Crises are conducive to questioning. The one caused by the coronavirus pandemic is disrupting the economy as a whole. Football, an industry in its own right, is no exception. While it is stationary, the model it has been built on for years is being roughed up. The world has decided to question some of its actors on the management of the current crisis, what it reveals, how to get out of it and, perhaps, the changes to be made. At 65, including thirty-eight years spent on the sidelines, Christian Gourcuff, trainer of FC Nantes, takes a critical – and therefore quite rare – look at the excesses of the football market which it links to those of current capitalism.

In an interview at West France Monday, you say that it would not be a drama "if football reduced its lifestyle by 50%". It’s a pretty rare word in your community.

If we cut wages in half in football, nobody will be on the straw. An average Ligue 1 player can earn 80,000 euros per month [94,000 euros gross, according to a recent estimate of The team]. We have something to see coming. Since then, an agreement has been reached between the clubs and the players' representatives to postpone the deferral of wages according to the different income groups. It's good, but it was the least I could think of.

When you were a player in the 1970s, salaries were more like those of senior managers.

And again, I don't even know if it was. I thought at one point to study engineering. At the time, I would have been much better off in terms of salary than in football. For a long time, in Lorient, it was my job as a math teacher that allowed me to live. Today, we are already seeing an escalation on 16-year-old players who must be given incredible salaries if you want him to sign pro at your home after their training.

You have been saying this for years, but you say that this crisis shows how much football is linked to the excesses of an unbridled globalization. Is it even more sensitive today?

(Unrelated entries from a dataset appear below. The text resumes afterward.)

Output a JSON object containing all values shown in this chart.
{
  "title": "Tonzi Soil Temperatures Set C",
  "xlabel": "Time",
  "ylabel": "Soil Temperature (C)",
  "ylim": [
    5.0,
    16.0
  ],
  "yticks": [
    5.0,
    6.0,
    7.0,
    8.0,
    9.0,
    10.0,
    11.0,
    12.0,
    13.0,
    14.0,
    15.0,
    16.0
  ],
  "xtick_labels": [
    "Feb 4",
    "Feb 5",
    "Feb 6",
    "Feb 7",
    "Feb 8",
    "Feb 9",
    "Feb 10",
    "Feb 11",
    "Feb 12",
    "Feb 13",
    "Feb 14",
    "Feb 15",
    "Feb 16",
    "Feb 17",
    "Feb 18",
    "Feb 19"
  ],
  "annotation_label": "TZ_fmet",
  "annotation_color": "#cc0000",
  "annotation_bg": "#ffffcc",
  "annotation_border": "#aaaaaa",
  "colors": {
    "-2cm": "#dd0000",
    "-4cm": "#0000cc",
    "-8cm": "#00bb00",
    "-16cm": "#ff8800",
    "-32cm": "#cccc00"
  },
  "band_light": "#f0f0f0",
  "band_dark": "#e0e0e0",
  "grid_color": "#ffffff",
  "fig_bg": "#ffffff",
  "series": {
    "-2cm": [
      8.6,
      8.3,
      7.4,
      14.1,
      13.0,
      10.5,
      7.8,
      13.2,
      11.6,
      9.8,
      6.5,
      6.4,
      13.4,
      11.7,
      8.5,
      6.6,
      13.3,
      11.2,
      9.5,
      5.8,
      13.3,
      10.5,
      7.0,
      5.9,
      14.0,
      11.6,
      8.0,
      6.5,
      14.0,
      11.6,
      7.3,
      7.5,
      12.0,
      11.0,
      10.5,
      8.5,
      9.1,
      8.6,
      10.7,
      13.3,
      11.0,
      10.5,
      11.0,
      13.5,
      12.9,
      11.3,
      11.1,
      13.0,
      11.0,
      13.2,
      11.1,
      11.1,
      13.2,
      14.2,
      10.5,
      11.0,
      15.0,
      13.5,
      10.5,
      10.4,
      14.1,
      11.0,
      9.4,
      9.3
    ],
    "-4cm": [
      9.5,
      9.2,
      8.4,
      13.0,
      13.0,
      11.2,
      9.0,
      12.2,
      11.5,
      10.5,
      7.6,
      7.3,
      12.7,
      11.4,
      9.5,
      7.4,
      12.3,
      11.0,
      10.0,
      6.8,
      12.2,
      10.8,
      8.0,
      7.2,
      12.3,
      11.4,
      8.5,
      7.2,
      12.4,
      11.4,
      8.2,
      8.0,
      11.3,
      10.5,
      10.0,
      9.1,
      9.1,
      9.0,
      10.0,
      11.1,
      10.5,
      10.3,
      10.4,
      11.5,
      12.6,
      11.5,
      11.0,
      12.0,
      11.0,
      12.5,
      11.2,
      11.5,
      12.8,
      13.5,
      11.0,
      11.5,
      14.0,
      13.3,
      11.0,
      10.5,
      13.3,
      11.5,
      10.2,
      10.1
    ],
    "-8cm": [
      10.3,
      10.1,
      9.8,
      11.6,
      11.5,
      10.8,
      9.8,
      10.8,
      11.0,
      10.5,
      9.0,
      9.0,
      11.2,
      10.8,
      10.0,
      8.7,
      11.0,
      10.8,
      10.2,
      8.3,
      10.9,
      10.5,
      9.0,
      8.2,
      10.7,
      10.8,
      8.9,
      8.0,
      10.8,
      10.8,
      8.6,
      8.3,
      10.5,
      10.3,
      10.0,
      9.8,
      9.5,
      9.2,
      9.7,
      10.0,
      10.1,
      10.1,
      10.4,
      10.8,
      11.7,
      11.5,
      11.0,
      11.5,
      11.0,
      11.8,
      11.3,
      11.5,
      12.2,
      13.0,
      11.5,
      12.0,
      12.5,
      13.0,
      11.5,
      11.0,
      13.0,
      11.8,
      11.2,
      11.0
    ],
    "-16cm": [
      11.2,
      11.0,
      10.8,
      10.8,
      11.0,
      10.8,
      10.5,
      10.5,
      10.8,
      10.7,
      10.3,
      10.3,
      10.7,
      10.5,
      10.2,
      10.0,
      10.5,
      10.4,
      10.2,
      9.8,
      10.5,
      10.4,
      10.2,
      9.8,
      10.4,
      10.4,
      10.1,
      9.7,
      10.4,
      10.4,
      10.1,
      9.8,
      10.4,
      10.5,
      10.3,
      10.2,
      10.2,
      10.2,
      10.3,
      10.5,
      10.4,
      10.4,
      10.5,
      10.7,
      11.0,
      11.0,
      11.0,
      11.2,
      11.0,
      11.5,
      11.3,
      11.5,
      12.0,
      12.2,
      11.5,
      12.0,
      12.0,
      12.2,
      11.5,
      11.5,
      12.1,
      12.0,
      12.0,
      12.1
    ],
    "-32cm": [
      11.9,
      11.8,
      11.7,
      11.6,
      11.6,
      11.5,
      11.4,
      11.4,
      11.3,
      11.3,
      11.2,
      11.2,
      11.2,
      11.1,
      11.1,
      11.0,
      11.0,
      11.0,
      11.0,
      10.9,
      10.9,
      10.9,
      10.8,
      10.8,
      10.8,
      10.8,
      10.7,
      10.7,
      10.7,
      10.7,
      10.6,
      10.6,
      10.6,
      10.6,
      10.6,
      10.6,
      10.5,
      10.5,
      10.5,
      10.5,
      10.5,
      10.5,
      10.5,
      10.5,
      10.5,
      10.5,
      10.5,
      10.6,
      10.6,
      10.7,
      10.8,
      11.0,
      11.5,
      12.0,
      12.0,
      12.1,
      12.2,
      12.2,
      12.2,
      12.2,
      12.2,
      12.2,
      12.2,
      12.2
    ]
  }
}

Yes, I think we live in an economic model that cannot continue like this. The planet lives on credit, consumes more than its available resources and football is part of this logic. It follows this drift in the economy and operates on speculation. We live on loans and when we speculate, we don't always win. Football will have to return to a real economy. If he was spending the money he had, I would say why not. But this is not the case. We go into the wall but we refused to see this wall. This crisis reminds us of this.